When I was young, I wanted to understand why religious leaders persecuted scientists such as Galileo and Copernicus. From my research, I've come to understand that they saw the scientists as a threat to beliefs that they were emotionally invested in. Scientific truth was, therefore, undesirable, regardless of whether it was right and proponents of that truth were, therefore, discouraged through persecution. In more recent centuries, some religionists still cling to similar claims, such as thinking that the Earth is 6,000 years old, that is part of a belief system they are emotionally invested in. If they were in control of the government, they would probably also try to ‘discourage’ archaeologists and scientists who contradicted their claims.
How do you think the research helps in our understanding of religious deities and superheroes?
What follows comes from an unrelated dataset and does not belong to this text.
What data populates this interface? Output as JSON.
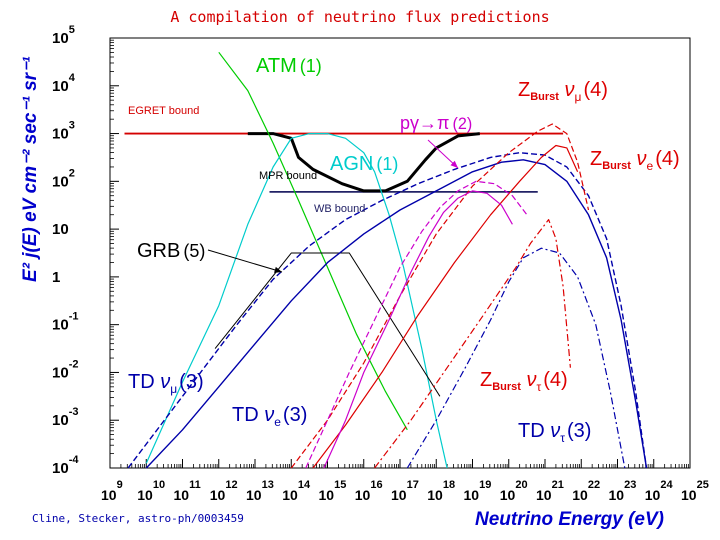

Ambivalence, ambiguity, and the two other features of our ‘God template’ that we found (that Gods are usually rated more of a benefit than fictional characters and they have mind-based abilities, which have also been shown to be more beneficial) support the idea that we believe in Gods because we want to believe in them. They can improve our lives in significant ways, so we want to believe they are real and we will find ways to base our reasoning to that end. This ‘motivated reasoning’ account has been proposed by scholars for centuries (like Sigmund Freud and David Hume), but it is often dismissed because some Gods can appear threatening and why would we want to believe in threatening Gods? Our study supports the account and adds to it by suggesting that threat is a necessary part of God's features. Threat is part of any God's ambivalence, but it also gets our attention (as it does for fictional characters), which may be important. Once they've gotten our attention, it's their beneficial features that get our belief. Fictional characters get our attention by being threatening, but they don't do enough to improve our lives. Some, like Santa Claus, can improve our lives but don't threaten us enough to get our constant attention. Gods do both.
Joaquin Phoenix as Joker
In the context of the movie Joker (though he is an anti-hero, he is a hero for many) and the negative publicity it was drawing, what kind of influence does movies like these have?
I have not watched the Joker nor am I aware of its negative publicity. As far as I'm aware, the Joker is not a supernatural being, so wouldn't be included in our study, which sought to determine why only some supernatural beings are believed and worshipped. However, Joker is a highly threatening character, which is something that attracts our attention. His unusual methods and unpredictability are things that would add to the threat we perceive in him. Furthermore, the Joker, and many modern villains such as Thanos, are depicted in ways that make us understand their motives and see their logic, even if we ultimately disagree with them. This can make them potentially beneficial to us, if our motives were to become compatible, which, as for Gods, may ultimately make them more believable to us. I'm not saying people will start a Joker religion, but it probably makes him a more believable on-screen character.